Nassau groupers are extremely intelligent fish that inhabit much of the Caribbean, including the waters around the Cayman Islands. They are curious and friendly, and have been known to follow scuba divers, possibly for companionship, but possibly in the hopes that the divers distract the fish that would make an easy meal for the groupers. Either way, they are a delight to meet underwater and their playful personalities make them a hit with divers.
This Nassau grouper had been following a family as they explored the reef along the wall surrounding Little Cayman Island. The grouper was swimming close to them and even in between them. It was paying close attention to what they were looking at and it even seemed to be curious about their bubbles. Eventually, Serena and Chris put their hands out and the grouper swam closer, seeming to want to be touched.

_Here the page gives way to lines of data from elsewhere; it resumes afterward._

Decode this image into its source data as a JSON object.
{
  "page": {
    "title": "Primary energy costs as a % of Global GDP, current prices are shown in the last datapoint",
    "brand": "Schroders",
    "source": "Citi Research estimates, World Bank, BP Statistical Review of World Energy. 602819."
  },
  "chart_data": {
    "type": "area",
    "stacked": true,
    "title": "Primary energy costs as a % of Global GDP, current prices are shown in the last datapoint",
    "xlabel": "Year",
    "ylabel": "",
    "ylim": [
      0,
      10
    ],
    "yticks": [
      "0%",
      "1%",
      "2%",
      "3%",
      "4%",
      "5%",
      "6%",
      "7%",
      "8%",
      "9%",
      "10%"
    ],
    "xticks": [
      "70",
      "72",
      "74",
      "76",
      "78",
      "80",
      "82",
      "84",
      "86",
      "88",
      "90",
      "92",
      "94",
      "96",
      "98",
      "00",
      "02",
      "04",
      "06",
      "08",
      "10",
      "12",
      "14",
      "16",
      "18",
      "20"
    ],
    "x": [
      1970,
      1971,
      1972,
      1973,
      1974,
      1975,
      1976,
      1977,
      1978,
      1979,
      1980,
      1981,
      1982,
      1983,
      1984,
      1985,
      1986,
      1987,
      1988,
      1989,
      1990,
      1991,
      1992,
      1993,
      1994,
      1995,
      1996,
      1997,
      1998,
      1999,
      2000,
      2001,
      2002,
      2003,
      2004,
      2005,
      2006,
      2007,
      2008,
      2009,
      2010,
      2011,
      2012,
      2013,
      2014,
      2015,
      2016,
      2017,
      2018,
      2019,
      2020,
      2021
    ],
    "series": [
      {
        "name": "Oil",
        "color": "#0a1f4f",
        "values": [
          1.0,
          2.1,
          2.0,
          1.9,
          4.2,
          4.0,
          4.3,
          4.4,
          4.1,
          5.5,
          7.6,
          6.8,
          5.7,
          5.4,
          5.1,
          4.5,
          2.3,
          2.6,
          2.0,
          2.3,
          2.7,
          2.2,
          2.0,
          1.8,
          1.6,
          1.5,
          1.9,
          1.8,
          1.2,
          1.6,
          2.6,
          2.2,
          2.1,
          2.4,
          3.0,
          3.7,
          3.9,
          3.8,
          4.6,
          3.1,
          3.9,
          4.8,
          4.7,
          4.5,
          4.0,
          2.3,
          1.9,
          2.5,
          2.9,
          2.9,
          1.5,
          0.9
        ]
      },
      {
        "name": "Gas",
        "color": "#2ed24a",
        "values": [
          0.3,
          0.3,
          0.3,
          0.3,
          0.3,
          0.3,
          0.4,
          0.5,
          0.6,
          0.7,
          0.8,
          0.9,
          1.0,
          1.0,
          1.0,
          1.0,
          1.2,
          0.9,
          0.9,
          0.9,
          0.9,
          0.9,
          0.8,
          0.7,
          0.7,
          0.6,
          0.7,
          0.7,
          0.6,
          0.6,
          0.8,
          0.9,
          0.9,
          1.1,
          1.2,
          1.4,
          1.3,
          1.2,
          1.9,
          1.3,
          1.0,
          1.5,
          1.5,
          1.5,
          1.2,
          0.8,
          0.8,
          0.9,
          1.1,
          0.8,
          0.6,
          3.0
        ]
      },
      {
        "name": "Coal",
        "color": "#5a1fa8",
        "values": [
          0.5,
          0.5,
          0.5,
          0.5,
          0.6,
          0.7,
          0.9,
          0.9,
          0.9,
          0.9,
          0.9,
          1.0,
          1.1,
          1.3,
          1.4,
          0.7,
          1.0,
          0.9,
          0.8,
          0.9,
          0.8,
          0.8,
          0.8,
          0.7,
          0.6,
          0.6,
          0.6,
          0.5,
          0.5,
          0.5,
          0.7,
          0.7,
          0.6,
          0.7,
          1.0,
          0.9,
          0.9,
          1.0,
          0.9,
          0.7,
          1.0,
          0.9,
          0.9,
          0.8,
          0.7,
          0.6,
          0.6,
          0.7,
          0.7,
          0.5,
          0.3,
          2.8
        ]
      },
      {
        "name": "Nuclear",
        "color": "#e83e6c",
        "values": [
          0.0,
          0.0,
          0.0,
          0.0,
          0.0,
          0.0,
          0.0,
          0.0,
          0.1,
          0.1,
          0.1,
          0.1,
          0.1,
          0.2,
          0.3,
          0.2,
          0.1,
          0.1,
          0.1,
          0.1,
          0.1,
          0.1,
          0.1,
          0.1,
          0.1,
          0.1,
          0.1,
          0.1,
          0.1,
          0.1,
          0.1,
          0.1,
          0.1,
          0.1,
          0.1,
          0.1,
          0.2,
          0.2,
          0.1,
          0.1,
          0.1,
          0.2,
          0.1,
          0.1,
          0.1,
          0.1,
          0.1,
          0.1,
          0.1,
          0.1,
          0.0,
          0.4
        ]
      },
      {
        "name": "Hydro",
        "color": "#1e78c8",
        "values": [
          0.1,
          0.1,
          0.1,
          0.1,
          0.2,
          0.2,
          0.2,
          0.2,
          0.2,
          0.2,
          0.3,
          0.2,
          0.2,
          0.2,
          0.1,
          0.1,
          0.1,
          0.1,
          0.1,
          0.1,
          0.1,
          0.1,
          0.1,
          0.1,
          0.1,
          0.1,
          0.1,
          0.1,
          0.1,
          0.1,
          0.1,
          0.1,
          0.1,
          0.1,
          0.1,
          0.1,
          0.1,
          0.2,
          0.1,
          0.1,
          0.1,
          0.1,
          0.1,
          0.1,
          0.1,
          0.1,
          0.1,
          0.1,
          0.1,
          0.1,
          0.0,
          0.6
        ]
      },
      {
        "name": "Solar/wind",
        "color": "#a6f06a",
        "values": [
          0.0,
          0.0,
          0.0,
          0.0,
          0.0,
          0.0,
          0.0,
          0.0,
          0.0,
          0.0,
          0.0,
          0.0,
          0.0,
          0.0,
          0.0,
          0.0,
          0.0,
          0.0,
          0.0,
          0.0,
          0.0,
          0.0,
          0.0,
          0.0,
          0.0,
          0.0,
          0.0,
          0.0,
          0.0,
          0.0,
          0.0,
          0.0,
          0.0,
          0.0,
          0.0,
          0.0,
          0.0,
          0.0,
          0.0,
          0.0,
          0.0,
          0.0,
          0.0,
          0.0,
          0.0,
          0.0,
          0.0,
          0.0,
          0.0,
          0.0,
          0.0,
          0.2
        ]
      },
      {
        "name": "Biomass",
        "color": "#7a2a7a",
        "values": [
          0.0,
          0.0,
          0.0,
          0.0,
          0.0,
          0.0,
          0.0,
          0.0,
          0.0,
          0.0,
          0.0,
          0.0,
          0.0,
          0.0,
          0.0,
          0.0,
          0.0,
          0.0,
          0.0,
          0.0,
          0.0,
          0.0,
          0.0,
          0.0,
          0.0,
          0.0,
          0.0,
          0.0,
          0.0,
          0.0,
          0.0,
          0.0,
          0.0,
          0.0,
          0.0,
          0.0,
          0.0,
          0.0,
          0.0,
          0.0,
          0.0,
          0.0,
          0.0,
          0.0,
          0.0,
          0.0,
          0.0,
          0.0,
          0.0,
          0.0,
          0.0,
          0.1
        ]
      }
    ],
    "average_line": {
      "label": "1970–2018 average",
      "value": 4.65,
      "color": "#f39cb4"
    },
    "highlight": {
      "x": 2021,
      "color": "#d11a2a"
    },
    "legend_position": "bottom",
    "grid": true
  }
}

Their father turned on the camera to record this heart warming interaction. The grouper passed by several times with reach and lingered as they stroked and petted it. This behavior can sometimes be welcomed as an effort to rid themselves of parasites. It's also possible that they just genuinely enjoy being touched. Some groupers are so persistent at following divers at specific dive sites that they are given names. These groupers will occasionally follow the divers for more than half an hour at a time.
Groupers have shown the ability to recognize specific divers, differentiating between people. They will often gravitate to familiar dive masters who spend more time at dive sites than the tourists do. They also recognize spears that some divers will carry to rid the coral reefs of lion fish, a beautiful, but invasive species that is decimating reefs in the Caribbean at an alarming pace. Divers are encouraged to kill these fish to help maintain the health of the reef.
Groupers are particularly enjoyable characters and scuba divers are always happy to have them along as companions.